By analyzing existing cross correlation between Brookfield Business Partners and IRSA Inversiones Y, you can compare the effects of market volatilities on Brookfield Business and IRSA Inversiones and check how they will diversify away market risk if combined in the same portfolio for a given time horizon. You can also utilize pair trading strategies of matching a long position in Brookfield Business with a short position of IRSA Inversiones. Check out your portfolio center. Please also check ongoing floating volatility patterns of Brookfield Business and IRSA Inversiones.

Diversification Opportunities for Brookfield Business and IRSA Inversiones

-0.8
  Correlation Coefficient

Pay attention - limited upside

The 3 months correlation between Brookfield and IRSA is -0.8. Overlapping area represents the amount of risk that can be diversified away by holding Brookfield Business Partners and IRSA Inversiones Y in the same portfolio, assuming nothing else is changed. The correlation between historical prices or returns on IRSA Inversiones Y and Brookfield Business is a relative statistical measure of the degree to which these equity instruments tend to move together. The correlation coefficient measures the extent to which returns on Brookfield Business Partners are associated (or correlated) with IRSA Inversiones. Values of the correlation coefficient range from -1 to +1, where. The correlation of zero (0) is possible when the price movement of IRSA Inversiones Y has no effect on the direction of Brookfield Business i.e., Brookfield Business and IRSA Inversiones go up and down completely randomly.

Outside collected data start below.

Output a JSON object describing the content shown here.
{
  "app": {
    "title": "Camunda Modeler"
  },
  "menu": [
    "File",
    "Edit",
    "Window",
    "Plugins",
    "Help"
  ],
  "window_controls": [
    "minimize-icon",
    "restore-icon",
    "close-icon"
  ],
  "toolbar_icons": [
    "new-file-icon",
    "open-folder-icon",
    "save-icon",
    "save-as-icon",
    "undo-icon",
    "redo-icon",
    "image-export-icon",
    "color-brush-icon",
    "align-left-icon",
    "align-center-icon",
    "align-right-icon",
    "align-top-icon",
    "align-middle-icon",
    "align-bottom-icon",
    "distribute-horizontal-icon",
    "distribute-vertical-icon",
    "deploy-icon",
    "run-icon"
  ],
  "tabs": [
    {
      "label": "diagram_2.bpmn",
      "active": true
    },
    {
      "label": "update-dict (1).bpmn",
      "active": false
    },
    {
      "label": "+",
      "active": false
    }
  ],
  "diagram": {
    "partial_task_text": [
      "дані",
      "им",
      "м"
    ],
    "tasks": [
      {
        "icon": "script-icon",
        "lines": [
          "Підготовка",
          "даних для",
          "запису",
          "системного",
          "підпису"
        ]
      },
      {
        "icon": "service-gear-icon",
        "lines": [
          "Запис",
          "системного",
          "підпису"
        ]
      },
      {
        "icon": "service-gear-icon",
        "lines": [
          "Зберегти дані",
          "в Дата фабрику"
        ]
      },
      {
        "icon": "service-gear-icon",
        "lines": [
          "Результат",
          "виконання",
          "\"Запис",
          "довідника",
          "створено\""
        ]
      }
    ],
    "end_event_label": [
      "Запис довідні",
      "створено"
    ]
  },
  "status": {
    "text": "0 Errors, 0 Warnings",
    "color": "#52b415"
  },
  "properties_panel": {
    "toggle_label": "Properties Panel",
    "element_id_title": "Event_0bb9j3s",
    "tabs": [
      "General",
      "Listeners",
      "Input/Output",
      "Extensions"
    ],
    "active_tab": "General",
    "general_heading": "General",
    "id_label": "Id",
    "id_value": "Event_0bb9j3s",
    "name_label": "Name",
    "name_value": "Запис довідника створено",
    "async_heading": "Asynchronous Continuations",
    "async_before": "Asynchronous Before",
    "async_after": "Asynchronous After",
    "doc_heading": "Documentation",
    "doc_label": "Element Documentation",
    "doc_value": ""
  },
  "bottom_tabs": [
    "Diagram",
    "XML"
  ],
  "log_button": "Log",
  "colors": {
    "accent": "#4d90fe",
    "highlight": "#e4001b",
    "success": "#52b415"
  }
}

Pair Corralation between Brookfield Business and IRSA Inversiones

Considering the 90-day investment horizon Brookfield Business Partners is expected to generate 0.75 times more return on investment than IRSA Inversiones. However, Brookfield Business Partners is 1.33 times less risky than IRSA Inversiones. It trades about 0.2 of its potential returns per unit of risk. IRSA Inversiones Y is currently generating about -0.09 per unit of risk. If you would invest  2,554  in Brookfield Business Partners on July 20, 2025 and sell it today you would earn a total of  902.00  from holding Brookfield Business Partners or generate 35.32% return on investment over 90 days.
Time Period3 Months [change]
DirectionMoves Against 
StrengthSignificant
Accuracy100.0%
ValuesDaily Returns

Brookfield Business Partners  vs.  IRSA Inversiones Y

 Performance 
       Timeline  
Brookfield Business 

Risk-Adjusted Performance

Good

 
Weak
 
Strong
Compared to the overall equity markets, risk-adjusted returns on investments in Brookfield Business Partners are ranked lower than 15 (%) of all global equities and portfolios over the last 90 days. In spite of comparatively weak fundamental drivers, Brookfield Business unveiled solid returns over the last few months and may actually be approaching a breakup point.
IRSA Inversiones Y 

Risk-Adjusted Performance

Weakest

 
Weak
 
Strong
Over the last 90 days IRSA Inversiones Y has generated negative risk-adjusted returns adding no value to investors with long positions. In spite of inconsistent performance in the last few months, the Stock's basic indicators remain comparatively stable which may send shares a bit higher in November 2025. The newest uproar may also be a sign of mid-term up-swing for the firm private investors.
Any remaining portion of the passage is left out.